Artist's depiction of a Neanderthal decorated with feathers (Mauro Cutrona)
CBS NEWS
(CBS NEWS) -- Like a storyline pulled from the movie "Jurassic Park," a professor
at Harvard University says he can clone a long-extinct Neanderthal baby.
The only hitch is that he needs a woman who is willing to carry the
offspring.
In a recent interview with the German magazine Der Spiegel,
Harvard University genetics professor George Church, 58, says we may
soon be able to clone a Neanderthal by using technology that is rapidly
developing. Church's research in the 1980s laid the groundwork for
genome sequencing.
In describing the process in which a Neanderthal clone would be created, Church tells Der Spiegel:
The
first thing you have to do is to sequence the Neanderthal genome, and
that has actually been done. The next step would be to chop this genome
up into, say, 10,000 chunks and then synthesize these. Finally, you
would introduce these chunks into a human stem cell. If we do that often
enough, then we would generate a stem cell line that would get closer
and closer to the corresponding sequence of the Neanderthal. We
developed the semi-automated procedure required to do that in my lab.
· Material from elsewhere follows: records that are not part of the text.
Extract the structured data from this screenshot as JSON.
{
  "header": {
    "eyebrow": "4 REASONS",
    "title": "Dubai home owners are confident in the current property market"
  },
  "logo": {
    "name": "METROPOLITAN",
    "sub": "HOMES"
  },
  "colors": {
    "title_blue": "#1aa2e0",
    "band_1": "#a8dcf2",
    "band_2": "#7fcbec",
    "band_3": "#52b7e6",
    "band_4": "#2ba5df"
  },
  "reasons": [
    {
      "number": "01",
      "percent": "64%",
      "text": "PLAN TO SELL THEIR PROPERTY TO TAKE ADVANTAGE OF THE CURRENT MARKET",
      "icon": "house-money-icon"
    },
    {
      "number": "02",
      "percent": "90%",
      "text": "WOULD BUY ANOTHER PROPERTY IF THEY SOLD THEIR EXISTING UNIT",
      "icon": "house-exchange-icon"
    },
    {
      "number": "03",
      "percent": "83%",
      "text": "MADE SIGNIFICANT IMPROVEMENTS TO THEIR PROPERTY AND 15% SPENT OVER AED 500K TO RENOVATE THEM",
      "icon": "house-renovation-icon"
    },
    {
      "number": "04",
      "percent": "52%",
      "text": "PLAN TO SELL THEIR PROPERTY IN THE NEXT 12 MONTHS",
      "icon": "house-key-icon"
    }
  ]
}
Finally, we assemble all the chunks in a human stem cell, which would
enable you to finally create a Neanderthal clone.
Two major hurdles would stand in Church's way: Cloning is illegal in
many countries, and the search for an "extremely adventurous female
human" to serve as a surrogate mother is daunting.
It's believed
that Neanderthals have been extinct for at least 33,000 years. A woman
would have to be willing to carry the fetus of a species that has not
existed in tens of thousands of years.
Church understands the
ethical questions that comes along with such a proposal and tells Der
Spiegel they could not successfully accomplish the experiment until
"human cloning is acceptable to society."
When asked whether
creating a Neanderthal for the sake of scientific curiosity is ethically
problematic, Church defended the research saying that the main goal is
to increase diversity.
Church goes on to say that a cloned
Neanderthal would probably not exist alone in a laboratory, but that
scientist would certainly have to "create a cohort" to give the clone a
sense of identity.
Cloning a Neanderthal isn't the most
outrageous idea Church proposed. The professor envisions a world where
viruses are fought by changing the genetic code of humans. Doing so
could make humans resistant to viruses like influenza, measles or
rabies. This technology could be applied to food, as well, making crops
resistant to viruses.
Church argues that people should not be scared of the technology because researchers would not take immediate leaps.
"We are not going to be making a virus-resistant human before we make a virus-resistant cow," Church told Der Spiegel.